CHILDRESS – Childress High School (CHS) students Kara Palomo, Darren Pratt and Meg Ridens hope to save lives with their FCCLA project End The Streak they are doing with TxDOT.“This is a really impactful subject to us because of the recent deaths in Wellington and all around us,” Palomo said. “It’s very close to the heart. We don’t want it to have to happen here for our students to learn how dangerous driving can be.”

So on Monday, Nov. 7, they teamed up with TxDOT, Texas DPS, Childress Fire Department, Childress Police Department, Childress Sheriff’s Office, Childress EMS and K3 Towing. They turned the CHS parking lot into a stage to provide traffic safety stations for students to go through.

“Hopefully this event will teach our young people about how to be safe and drive smart,” TxDOT Traffic Safety Specialist Nicole Tyler said. “This generation we’re teaching today is going to be the generation that changes what is happening on our roadways.”

Tyler said Palomo, Pratt and Ridens chose a fitting day to promote their public advocacy project.
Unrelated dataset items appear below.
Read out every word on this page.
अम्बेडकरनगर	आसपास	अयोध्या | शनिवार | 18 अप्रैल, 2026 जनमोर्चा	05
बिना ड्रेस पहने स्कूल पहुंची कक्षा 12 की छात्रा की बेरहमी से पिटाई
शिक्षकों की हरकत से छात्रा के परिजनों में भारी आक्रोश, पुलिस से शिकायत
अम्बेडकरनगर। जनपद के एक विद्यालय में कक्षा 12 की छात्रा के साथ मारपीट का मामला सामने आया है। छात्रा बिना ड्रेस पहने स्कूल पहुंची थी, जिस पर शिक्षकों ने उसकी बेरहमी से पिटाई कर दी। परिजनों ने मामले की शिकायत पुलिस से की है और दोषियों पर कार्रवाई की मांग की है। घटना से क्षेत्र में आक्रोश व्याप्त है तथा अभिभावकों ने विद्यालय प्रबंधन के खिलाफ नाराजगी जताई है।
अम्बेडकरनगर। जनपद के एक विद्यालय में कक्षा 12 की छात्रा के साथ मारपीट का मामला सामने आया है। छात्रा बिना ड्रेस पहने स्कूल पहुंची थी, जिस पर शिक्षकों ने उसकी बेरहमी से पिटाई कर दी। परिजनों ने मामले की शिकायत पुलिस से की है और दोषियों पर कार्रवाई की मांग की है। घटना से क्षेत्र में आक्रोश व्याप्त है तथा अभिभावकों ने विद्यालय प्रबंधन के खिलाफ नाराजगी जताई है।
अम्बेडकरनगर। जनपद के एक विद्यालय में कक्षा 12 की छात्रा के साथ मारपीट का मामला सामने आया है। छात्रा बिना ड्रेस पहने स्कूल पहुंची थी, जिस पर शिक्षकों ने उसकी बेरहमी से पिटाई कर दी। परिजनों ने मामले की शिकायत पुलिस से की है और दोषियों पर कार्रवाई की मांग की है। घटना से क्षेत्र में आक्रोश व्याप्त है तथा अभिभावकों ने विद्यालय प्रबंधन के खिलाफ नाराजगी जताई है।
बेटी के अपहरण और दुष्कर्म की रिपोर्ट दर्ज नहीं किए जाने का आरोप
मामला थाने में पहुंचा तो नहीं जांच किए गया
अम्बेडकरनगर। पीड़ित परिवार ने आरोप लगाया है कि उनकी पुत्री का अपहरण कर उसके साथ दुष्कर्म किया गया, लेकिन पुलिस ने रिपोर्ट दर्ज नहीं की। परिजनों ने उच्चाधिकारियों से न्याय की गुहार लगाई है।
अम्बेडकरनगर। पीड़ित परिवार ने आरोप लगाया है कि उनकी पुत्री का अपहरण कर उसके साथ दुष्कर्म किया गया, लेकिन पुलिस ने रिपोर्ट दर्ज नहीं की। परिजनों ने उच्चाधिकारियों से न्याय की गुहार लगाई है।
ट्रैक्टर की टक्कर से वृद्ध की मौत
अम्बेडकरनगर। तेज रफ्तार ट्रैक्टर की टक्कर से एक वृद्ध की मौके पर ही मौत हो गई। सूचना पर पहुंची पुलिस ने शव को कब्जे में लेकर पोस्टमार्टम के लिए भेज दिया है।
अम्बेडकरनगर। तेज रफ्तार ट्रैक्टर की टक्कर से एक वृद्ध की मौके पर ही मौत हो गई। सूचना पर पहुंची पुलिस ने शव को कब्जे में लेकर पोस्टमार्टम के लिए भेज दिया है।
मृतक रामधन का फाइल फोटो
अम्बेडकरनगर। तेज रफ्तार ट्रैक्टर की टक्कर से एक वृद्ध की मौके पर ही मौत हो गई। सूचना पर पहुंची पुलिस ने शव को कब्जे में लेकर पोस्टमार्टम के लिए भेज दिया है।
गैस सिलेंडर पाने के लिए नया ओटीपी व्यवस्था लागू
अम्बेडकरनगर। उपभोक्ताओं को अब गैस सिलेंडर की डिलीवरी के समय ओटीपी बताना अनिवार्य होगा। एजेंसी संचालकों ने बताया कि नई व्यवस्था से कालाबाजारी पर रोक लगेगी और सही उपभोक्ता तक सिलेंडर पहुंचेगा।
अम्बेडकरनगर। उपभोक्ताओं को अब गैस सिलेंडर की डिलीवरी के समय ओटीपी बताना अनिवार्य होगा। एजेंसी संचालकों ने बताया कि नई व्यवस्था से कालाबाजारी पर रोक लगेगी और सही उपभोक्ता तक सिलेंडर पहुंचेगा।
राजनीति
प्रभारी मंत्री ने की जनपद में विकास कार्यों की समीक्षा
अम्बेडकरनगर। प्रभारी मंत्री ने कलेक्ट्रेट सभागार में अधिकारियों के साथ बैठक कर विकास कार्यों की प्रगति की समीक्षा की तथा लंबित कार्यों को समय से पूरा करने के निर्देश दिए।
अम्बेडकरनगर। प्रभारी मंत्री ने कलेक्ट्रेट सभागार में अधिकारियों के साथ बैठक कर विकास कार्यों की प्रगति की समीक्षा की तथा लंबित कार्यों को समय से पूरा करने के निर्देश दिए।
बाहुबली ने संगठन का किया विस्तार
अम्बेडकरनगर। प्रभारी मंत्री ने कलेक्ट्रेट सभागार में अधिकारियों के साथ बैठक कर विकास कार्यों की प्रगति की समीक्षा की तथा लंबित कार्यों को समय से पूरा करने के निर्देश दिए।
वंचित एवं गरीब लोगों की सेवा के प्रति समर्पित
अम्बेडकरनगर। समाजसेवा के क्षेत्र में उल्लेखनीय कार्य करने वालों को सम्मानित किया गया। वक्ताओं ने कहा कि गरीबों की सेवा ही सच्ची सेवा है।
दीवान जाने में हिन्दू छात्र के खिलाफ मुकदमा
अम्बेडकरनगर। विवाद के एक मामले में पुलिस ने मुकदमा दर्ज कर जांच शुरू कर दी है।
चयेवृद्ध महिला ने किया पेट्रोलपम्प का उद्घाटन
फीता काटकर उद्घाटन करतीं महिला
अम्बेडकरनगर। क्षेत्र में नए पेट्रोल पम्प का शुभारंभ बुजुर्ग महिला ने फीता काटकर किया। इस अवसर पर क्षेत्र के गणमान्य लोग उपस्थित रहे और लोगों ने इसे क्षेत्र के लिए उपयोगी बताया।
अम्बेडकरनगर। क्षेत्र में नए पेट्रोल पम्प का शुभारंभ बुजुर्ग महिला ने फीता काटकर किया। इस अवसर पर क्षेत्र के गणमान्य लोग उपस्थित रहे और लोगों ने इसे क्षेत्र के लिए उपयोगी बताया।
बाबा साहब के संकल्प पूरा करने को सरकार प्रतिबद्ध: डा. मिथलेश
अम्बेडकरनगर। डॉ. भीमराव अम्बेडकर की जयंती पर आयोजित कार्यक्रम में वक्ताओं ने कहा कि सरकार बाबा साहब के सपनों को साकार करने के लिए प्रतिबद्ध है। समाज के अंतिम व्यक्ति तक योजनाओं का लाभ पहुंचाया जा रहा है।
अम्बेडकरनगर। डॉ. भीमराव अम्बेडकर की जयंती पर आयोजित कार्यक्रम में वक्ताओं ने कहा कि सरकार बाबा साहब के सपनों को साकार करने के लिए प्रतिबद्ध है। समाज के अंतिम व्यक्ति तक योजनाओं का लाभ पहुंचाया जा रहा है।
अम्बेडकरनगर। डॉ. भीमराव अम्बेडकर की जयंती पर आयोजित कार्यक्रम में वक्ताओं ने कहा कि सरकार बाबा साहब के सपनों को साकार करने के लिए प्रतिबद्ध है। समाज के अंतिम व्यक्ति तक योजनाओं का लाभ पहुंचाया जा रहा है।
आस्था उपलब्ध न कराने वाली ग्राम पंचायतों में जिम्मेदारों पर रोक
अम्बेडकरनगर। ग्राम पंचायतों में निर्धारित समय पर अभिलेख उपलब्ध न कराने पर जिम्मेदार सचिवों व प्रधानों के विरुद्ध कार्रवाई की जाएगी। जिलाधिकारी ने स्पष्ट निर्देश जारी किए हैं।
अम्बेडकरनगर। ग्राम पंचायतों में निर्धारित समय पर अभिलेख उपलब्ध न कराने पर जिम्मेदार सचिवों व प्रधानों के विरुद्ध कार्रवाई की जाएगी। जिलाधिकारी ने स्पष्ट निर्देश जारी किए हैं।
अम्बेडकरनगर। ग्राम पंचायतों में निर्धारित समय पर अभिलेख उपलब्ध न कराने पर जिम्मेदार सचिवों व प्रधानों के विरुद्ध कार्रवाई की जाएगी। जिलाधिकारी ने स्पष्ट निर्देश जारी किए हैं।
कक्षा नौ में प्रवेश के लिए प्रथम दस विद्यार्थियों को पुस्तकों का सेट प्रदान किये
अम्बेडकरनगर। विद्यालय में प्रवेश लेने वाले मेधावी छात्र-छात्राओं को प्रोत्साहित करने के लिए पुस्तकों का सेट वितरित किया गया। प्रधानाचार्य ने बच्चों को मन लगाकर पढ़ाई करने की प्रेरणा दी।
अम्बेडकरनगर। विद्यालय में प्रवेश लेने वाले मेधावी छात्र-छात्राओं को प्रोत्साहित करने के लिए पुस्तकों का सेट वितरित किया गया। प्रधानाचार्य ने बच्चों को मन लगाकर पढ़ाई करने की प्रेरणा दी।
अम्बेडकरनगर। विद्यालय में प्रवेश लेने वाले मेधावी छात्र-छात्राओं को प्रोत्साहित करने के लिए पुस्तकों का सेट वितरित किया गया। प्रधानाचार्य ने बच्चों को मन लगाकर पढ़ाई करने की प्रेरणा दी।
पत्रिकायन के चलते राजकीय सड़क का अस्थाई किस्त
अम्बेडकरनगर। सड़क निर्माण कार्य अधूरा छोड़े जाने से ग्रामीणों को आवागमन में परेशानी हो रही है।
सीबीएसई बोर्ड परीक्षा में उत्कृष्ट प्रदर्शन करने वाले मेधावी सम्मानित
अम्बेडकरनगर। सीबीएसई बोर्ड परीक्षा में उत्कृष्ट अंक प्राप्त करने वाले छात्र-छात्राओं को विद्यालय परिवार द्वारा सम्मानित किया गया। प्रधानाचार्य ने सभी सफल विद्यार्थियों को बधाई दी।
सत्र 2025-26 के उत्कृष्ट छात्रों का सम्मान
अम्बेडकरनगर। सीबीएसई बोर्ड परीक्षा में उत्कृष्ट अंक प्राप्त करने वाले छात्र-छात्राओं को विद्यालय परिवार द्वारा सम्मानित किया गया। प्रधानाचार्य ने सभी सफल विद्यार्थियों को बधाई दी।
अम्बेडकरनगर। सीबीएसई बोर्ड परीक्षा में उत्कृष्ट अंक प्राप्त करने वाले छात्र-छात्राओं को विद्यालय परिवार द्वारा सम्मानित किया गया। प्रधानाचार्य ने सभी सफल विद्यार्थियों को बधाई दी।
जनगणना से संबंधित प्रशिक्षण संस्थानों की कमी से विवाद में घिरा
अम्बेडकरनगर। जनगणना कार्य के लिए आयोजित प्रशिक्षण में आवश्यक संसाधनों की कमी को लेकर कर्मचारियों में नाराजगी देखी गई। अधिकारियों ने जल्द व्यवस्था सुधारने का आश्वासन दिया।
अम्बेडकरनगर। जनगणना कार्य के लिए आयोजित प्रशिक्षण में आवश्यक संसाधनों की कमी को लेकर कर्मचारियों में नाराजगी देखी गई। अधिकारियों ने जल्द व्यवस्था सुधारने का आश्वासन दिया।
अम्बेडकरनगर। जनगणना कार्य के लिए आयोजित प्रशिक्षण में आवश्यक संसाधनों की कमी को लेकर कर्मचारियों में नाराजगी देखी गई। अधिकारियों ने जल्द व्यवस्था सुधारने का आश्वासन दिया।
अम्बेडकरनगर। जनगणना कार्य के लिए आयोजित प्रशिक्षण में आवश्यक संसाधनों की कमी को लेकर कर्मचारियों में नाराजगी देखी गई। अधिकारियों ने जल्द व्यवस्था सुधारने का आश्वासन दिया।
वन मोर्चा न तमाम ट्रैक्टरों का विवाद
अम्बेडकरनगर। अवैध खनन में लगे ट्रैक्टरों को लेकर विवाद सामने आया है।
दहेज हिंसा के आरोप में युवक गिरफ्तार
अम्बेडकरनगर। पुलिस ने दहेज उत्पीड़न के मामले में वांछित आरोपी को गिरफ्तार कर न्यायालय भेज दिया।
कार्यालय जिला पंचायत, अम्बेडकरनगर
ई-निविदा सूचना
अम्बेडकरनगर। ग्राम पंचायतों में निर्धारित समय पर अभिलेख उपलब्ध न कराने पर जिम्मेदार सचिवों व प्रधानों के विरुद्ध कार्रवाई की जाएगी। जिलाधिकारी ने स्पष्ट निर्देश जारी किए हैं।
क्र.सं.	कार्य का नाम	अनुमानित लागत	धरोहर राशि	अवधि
The last deathless day on Texas roads was 22 years ago on Nov. 7, 2000. Close to 75,000 people have died on the road since that time, which is more than double the amount of people in the 13 counties she represents.

Ridens said they reached out to their FCCLA sponsors and TxDOT about doing this project, and then they ran with it. “We have a lot of good organizations we get to work with, and we have a lot of support from our two teachers (Amy Detwiler and Jeffrey Collins),” Pratt added.

At the event, the End The Streak project stations consisted of drunk goggles and field sobriety tests, a rollover simulator and distracted driving activities and pedal carts. K3 Towing taught the Move Over Slow Down law, and Childress EMS talked about the correlation of speed to the outcomes and showed what happens in a crash when the passenger has their feet on the dashboard.

“We hope we can at least give them a little bit more information on what is dangerous and what they should avoid doing, so they can keep themselves and their friends and family safe,” Pratt said.

“Saving a single person with this entire program would be more than worth it,” Pratt added said. But they hope it does more than that. “Saving countless lives is the goal,” Ridens said.

They will take their FCCLA project End The Streak to the district meet in February.

EDITOR’S NOTE: This is part 1 of a 2-part series.